COMMERCIAL farmers with irrigation muscle in Manicaland have planted 5 000 hectares of irrigated tobacco, while the generality of dryland growers are intensifying the transplanting of seedlings from the nurseries for the rain-fed crop.
Manicaland is targeting to put at least 23 000ha under tobacco following an upsurge in registered growers taking up the golden leaf crop in anticipation of a return on investment following huge spin-offs fetched at the auction floors during the last selling season.
Commercial irrigated tobacco is transplanted from September 1 up to the first week of November to allow it to enjoy high humidity and sunshine which are prerequisite ingredients for high quality leaf.
Tobacco growers, especially smallholder farmers are expected to race against time to plant 18 000ha of the dryland crop between now and December 31, 2022, by which period all seedbeds should be destroyed.
Over 180 000 farmers have registered to grow tobacco in the country this season, with over 95 percent of production being financed through contract farming.
Statistics from the Tobacco Industry Marketing Board (TIMB) show that over 15 000 growers were registered in Manicaland.
Agriculture Advisory and Rural Development Services (AARDS) tobacco specialist, Mr Douglas Nzarayebani said the 5 000ha of irrigated tobacco planted in Manicaland is in good condition and at various stages of growth.
Mr Nzarayebani said farmers should transplant seedlings that are between three to six inches high, 40 to 50 days after being sown.
The process must be done carefully as the seedlings are vulnerable to climate variations, diseases and parasites.
“The tobacco season started on September 1, 2022 and 5 000ha of irrigated tobacco have been planted and the crop is at various stages of growth. The irrigated crop is looking very good, especially for seasoned farmers, because it is enjoying all growing conditions — humidity, sunshine, heat units, water and nutrients.
“The irrigated tobacco target was 6 000ha, but we could not attain it though there is a possibility that some farmers could not have been captured. With the current rains, most areas have reached field capacity, and dryland farmers are busy transplanting.

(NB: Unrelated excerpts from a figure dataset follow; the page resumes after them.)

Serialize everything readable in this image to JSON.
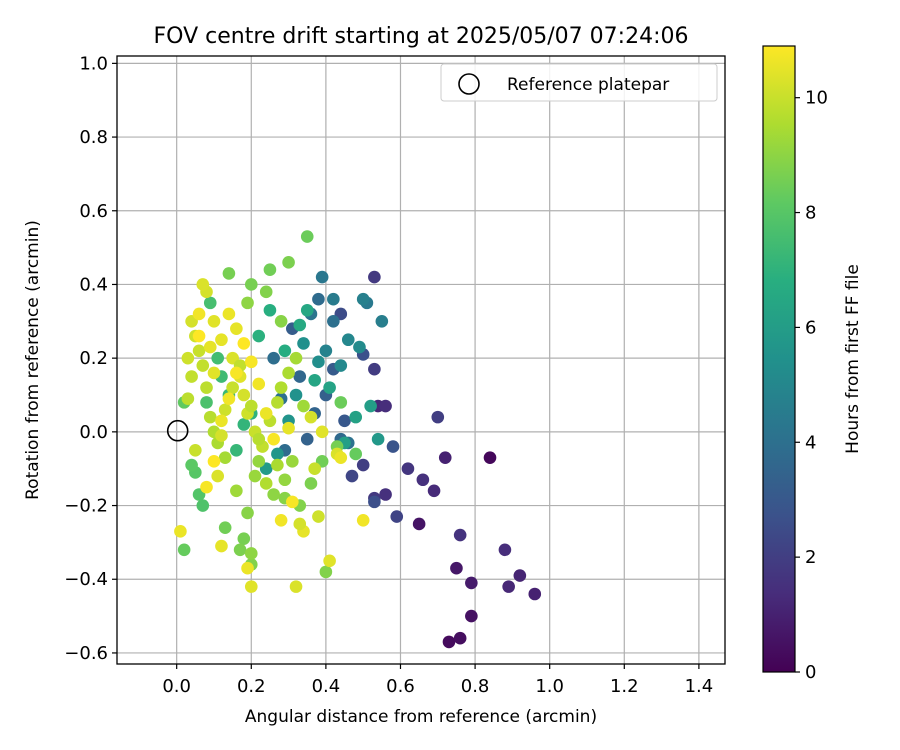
{
  "chart_data": {
    "type": "scatter",
    "title": "FOV centre drift starting at 2025/05/07 07:24:06",
    "xlabel": "Angular distance from reference (arcmin)",
    "ylabel": "Rotation from reference (arcmin)",
    "xlim": [
      -0.16,
      1.47
    ],
    "ylim": [
      -0.63,
      1.02
    ],
    "xticks": [
      0.0,
      0.2,
      0.4,
      0.6,
      0.8,
      1.0,
      1.2,
      1.4
    ],
    "xtick_labels": [
      "0.0",
      "0.2",
      "0.4",
      "0.6",
      "0.8",
      "1.0",
      "1.2",
      "1.4"
    ],
    "yticks": [
      -0.6,
      -0.4,
      -0.2,
      0.0,
      0.2,
      0.4,
      0.6,
      0.8,
      1.0
    ],
    "ytick_labels": [
      "−0.6",
      "−0.4",
      "−0.2",
      "0.0",
      "0.2",
      "0.4",
      "0.6",
      "0.8",
      "1.0"
    ],
    "grid": true,
    "legend": {
      "position": "top-right",
      "entries": [
        "Reference platepar"
      ]
    },
    "reference_point": {
      "x": 0.0,
      "y": 0.0,
      "label": "Reference platepar"
    },
    "colorbar": {
      "label": "Hours from first FF file",
      "colormap": "viridis",
      "range": [
        0,
        10.9
      ],
      "ticks": [
        0,
        2,
        4,
        6,
        8,
        10
      ],
      "tick_labels": [
        "0",
        "2",
        "4",
        "6",
        "8",
        "10"
      ]
    },
    "points": [
      [
        0.84,
        -0.07,
        0.2
      ],
      [
        0.73,
        -0.57,
        0.3
      ],
      [
        0.76,
        -0.56,
        0.4
      ],
      [
        0.79,
        -0.5,
        0.5
      ],
      [
        0.65,
        -0.25,
        0.6
      ],
      [
        0.75,
        -0.37,
        0.7
      ],
      [
        0.79,
        -0.41,
        0.8
      ],
      [
        0.96,
        -0.44,
        1.0
      ],
      [
        0.92,
        -0.39,
        1.1
      ],
      [
        0.89,
        -0.42,
        1.2
      ],
      [
        0.88,
        -0.32,
        1.4
      ],
      [
        0.72,
        -0.07,
        1.0
      ],
      [
        0.69,
        -0.16,
        1.3
      ],
      [
        0.66,
        -0.13,
        1.5
      ],
      [
        0.62,
        -0.1,
        1.7
      ],
      [
        0.76,
        -0.28,
        1.6
      ],
      [
        0.56,
        -0.17,
        1.5
      ],
      [
        0.53,
        -0.18,
        1.8
      ],
      [
        0.54,
        0.07,
        1.2
      ],
      [
        0.56,
        0.07,
        1.4
      ],
      [
        0.53,
        0.17,
        1.9
      ],
      [
        0.53,
        0.42,
        1.8
      ],
      [
        0.7,
        0.04,
        2.0
      ],
      [
        0.59,
        -0.23,
        2.2
      ],
      [
        0.5,
        -0.09,
        2.0
      ],
      [
        0.47,
        -0.12,
        2.3
      ],
      [
        0.44,
        0.32,
        2.5
      ],
      [
        0.53,
        -0.19,
        2.6
      ],
      [
        0.58,
        -0.04,
        2.8
      ],
      [
        0.5,
        0.21,
        2.7
      ],
      [
        0.45,
        0.03,
        3.0
      ],
      [
        0.42,
        0.17,
        3.1
      ],
      [
        0.4,
        0.1,
        3.3
      ],
      [
        0.37,
        0.05,
        3.5
      ],
      [
        0.35,
        -0.02,
        3.4
      ],
      [
        0.33,
        0.15,
        3.6
      ],
      [
        0.31,
        0.28,
        3.2
      ],
      [
        0.29,
        -0.05,
        3.8
      ],
      [
        0.28,
        0.09,
        4.0
      ],
      [
        0.26,
        0.2,
        3.9
      ],
      [
        0.44,
        -0.02,
        3.7
      ],
      [
        0.46,
        -0.03,
        4.1
      ],
      [
        0.38,
        0.36,
        3.8
      ],
      [
        0.42,
        0.3,
        4.0
      ],
      [
        0.36,
        0.32,
        4.2
      ],
      [
        0.39,
        0.42,
        4.3
      ],
      [
        0.51,
        0.35,
        4.4
      ],
      [
        0.55,
        0.3,
        4.6
      ],
      [
        0.5,
        0.36,
        4.7
      ],
      [
        0.42,
        0.36,
        4.5
      ],
      [
        0.4,
        0.22,
        4.8
      ],
      [
        0.46,
        0.25,
        5.0
      ],
      [
        0.49,
        0.23,
        5.2
      ],
      [
        0.44,
        0.18,
        5.1
      ],
      [
        0.38,
        0.19,
        5.3
      ],
      [
        0.34,
        0.24,
        5.4
      ],
      [
        0.32,
        0.1,
        5.5
      ],
      [
        0.3,
        0.03,
        5.6
      ],
      [
        0.27,
        -0.06,
        5.7
      ],
      [
        0.24,
        -0.1,
        5.9
      ],
      [
        0.54,
        -0.02,
        5.8
      ],
      [
        0.52,
        0.07,
        6.0
      ],
      [
        0.48,
        0.04,
        6.2
      ],
      [
        0.45,
        -0.03,
        6.1
      ],
      [
        0.41,
        0.12,
        6.3
      ],
      [
        0.37,
        0.14,
        6.4
      ],
      [
        0.35,
        0.33,
        6.5
      ],
      [
        0.33,
        0.29,
        6.6
      ],
      [
        0.29,
        0.22,
        6.7
      ],
      [
        0.25,
        0.33,
        6.8
      ],
      [
        0.22,
        0.26,
        6.9
      ],
      [
        0.2,
        0.05,
        7.0
      ],
      [
        0.18,
        0.02,
        7.1
      ],
      [
        0.16,
        -0.05,
        7.2
      ],
      [
        0.14,
        0.1,
        7.3
      ],
      [
        0.12,
        0.15,
        7.4
      ],
      [
        0.11,
        0.2,
        7.5
      ],
      [
        0.09,
        0.35,
        7.6
      ],
      [
        0.08,
        0.08,
        7.7
      ],
      [
        0.07,
        -0.2,
        7.8
      ],
      [
        0.06,
        -0.17,
        7.9
      ],
      [
        0.05,
        -0.11,
        8.0
      ],
      [
        0.04,
        -0.09,
        8.1
      ],
      [
        0.02,
        0.08,
        8.2
      ],
      [
        0.02,
        -0.32,
        8.3
      ],
      [
        0.35,
        0.53,
        8.4
      ],
      [
        0.25,
        0.44,
        8.5
      ],
      [
        0.14,
        0.43,
        8.6
      ],
      [
        0.3,
        0.46,
        8.7
      ],
      [
        0.2,
        0.4,
        8.6
      ],
      [
        0.24,
        0.38,
        8.8
      ],
      [
        0.28,
        0.3,
        8.9
      ],
      [
        0.19,
        0.35,
        9.0
      ],
      [
        0.13,
        -0.26,
        8.5
      ],
      [
        0.18,
        -0.29,
        8.6
      ],
      [
        0.17,
        -0.32,
        8.7
      ],
      [
        0.2,
        -0.36,
        8.8
      ],
      [
        0.19,
        -0.22,
        8.9
      ],
      [
        0.2,
        -0.33,
        9.0
      ],
      [
        0.4,
        -0.38,
        8.8
      ],
      [
        0.44,
        0.08,
        8.4
      ],
      [
        0.43,
        -0.04,
        8.6
      ],
      [
        0.48,
        -0.06,
        8.3
      ],
      [
        0.39,
        -0.08,
        8.5
      ],
      [
        0.36,
        -0.14,
        8.7
      ],
      [
        0.33,
        -0.2,
        8.8
      ],
      [
        0.29,
        -0.18,
        8.9
      ],
      [
        0.26,
        -0.17,
        9.0
      ],
      [
        0.22,
        -0.08,
        9.1
      ],
      [
        0.21,
        -0.12,
        9.2
      ],
      [
        0.16,
        -0.16,
        9.3
      ],
      [
        0.13,
        -0.07,
        9.4
      ],
      [
        0.11,
        -0.03,
        9.5
      ],
      [
        0.1,
        0.0,
        9.6
      ],
      [
        0.09,
        0.04,
        9.7
      ],
      [
        0.08,
        0.12,
        9.8
      ],
      [
        0.07,
        0.18,
        9.9
      ],
      [
        0.06,
        0.22,
        10.0
      ],
      [
        0.05,
        0.26,
        10.1
      ],
      [
        0.04,
        0.3,
        10.2
      ],
      [
        0.03,
        0.09,
        9.8
      ],
      [
        0.04,
        0.15,
        9.9
      ],
      [
        0.05,
        -0.05,
        10.0
      ],
      [
        0.03,
        0.2,
        10.1
      ],
      [
        0.08,
        0.38,
        10.2
      ],
      [
        0.07,
        0.4,
        10.3
      ],
      [
        0.1,
        0.3,
        10.4
      ],
      [
        0.12,
        0.25,
        10.5
      ],
      [
        0.14,
        0.32,
        10.6
      ],
      [
        0.16,
        0.28,
        10.5
      ],
      [
        0.15,
        0.2,
        10.3
      ],
      [
        0.17,
        0.15,
        10.4
      ],
      [
        0.18,
        0.1,
        10.2
      ],
      [
        0.19,
        0.05,
        10.1
      ],
      [
        0.21,
        0.0,
        10.0
      ],
      [
        0.23,
        -0.04,
        9.9
      ],
      [
        0.25,
        0.03,
        9.8
      ],
      [
        0.27,
        0.08,
        9.7
      ],
      [
        0.28,
        0.12,
        9.6
      ],
      [
        0.3,
        0.16,
        9.5
      ],
      [
        0.32,
        0.2,
        9.4
      ],
      [
        0.34,
        0.07,
        9.3
      ],
      [
        0.31,
        -0.08,
        9.2
      ],
      [
        0.29,
        -0.13,
        9.1
      ],
      [
        0.27,
        -0.09,
        9.5
      ],
      [
        0.24,
        -0.14,
        9.6
      ],
      [
        0.22,
        -0.02,
        9.7
      ],
      [
        0.2,
        0.07,
        9.8
      ],
      [
        0.17,
        0.18,
        9.9
      ],
      [
        0.15,
        0.12,
        10.0
      ],
      [
        0.13,
        0.06,
        10.1
      ],
      [
        0.12,
        -0.01,
        10.2
      ],
      [
        0.11,
        -0.12,
        10.3
      ],
      [
        0.1,
        0.16,
        10.4
      ],
      [
        0.09,
        0.23,
        10.5
      ],
      [
        0.01,
        -0.27,
        10.6
      ],
      [
        0.06,
        0.32,
        10.7
      ],
      [
        0.12,
        -0.31,
        10.5
      ],
      [
        0.2,
        -0.42,
        10.4
      ],
      [
        0.19,
        -0.37,
        10.6
      ],
      [
        0.32,
        -0.42,
        10.3
      ],
      [
        0.34,
        -0.27,
        10.5
      ],
      [
        0.33,
        -0.25,
        10.2
      ],
      [
        0.38,
        -0.23,
        10.1
      ],
      [
        0.41,
        -0.35,
        10.4
      ],
      [
        0.5,
        -0.24,
        10.7
      ],
      [
        0.37,
        -0.1,
        10.0
      ],
      [
        0.43,
        -0.06,
        10.3
      ],
      [
        0.44,
        -0.07,
        10.6
      ],
      [
        0.39,
        0.0,
        10.4
      ],
      [
        0.36,
        0.04,
        10.2
      ],
      [
        0.3,
        0.01,
        10.5
      ],
      [
        0.26,
        -0.02,
        10.8
      ],
      [
        0.24,
        0.05,
        10.6
      ],
      [
        0.22,
        0.13,
        10.7
      ],
      [
        0.2,
        0.19,
        10.8
      ],
      [
        0.18,
        0.24,
        10.9
      ],
      [
        0.16,
        0.16,
        10.8
      ],
      [
        0.14,
        0.09,
        10.7
      ],
      [
        0.12,
        0.03,
        10.6
      ],
      [
        0.1,
        -0.08,
        10.9
      ],
      [
        0.08,
        -0.15,
        10.8
      ],
      [
        0.06,
        0.26,
        10.9
      ],
      [
        0.28,
        -0.24,
        10.7
      ],
      [
        0.31,
        -0.19,
        10.8
      ]
    ]
  }
}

The dryland target is 18 000ha,” said Mr Nzarayebani.
He said though the season has started well, farmers are facing numerous challenges in their bid to beat the transplanting deadline.
“The biggest challenge is labour, followed by lack of access to working capital and machinery. We would like to implore farmers to make do with what they have to beat the December 31 deadline by which all seedbeds should be destroyed.
“We will not extend the deadline because it will compromise the quality of the golden leaf. Farmers should apply the recommended 12 to 14 bags of Compound C per hectare.
“They should not cut corners by applying less than the recommended quantities per hectare because the leaf will be poor and inferior in both size and quality. It will end up fetching poor prices at the auction floors.
“We implore tobacco farmers to undertake good agronomic practices in fertilisation, weed control and adhering to the number of leaves for a particular crop. They should also use the right chemicals recommended for tobacco when combating insects and pests,” said Mr Nzarayebani.
Tobacco growers who spoke to Business Post early this week said they were through with land preparations and are ready for the transplantation of seedlings from their nurseries on the set date.
Tobacco Association of Zimbabwe vice-president, Mr David Guy Mutasa, of Matambura Farm in Rusape, said transplanting for the dryland crop is at an advanced stage.
TIMB now has a new registration system that seeks to cleanse the sector of inactive growers who are fuelling chaos in the vibrant industry.
Through the use of GIS technology which facilitates data collection on GPS coordinates, TIMB hopes to eliminate inaccurate crop estimations and inaccurate figures for area planted.
GPS coordinates for all farmers are being captured by the TIMB system, and only bona-fide growers will remain in the regulating authority’s system.
It is also now a condition for approval for all new growers to have their GPS coordinates captured first.
Tobacco is ranked as one of the most important cash crops in Zimbabwe.
The golden leaf rakes in millions of dollars of foreign currency for the country annually.
It also contributes to improved livelihoods and employs a huge chunk of the rural population.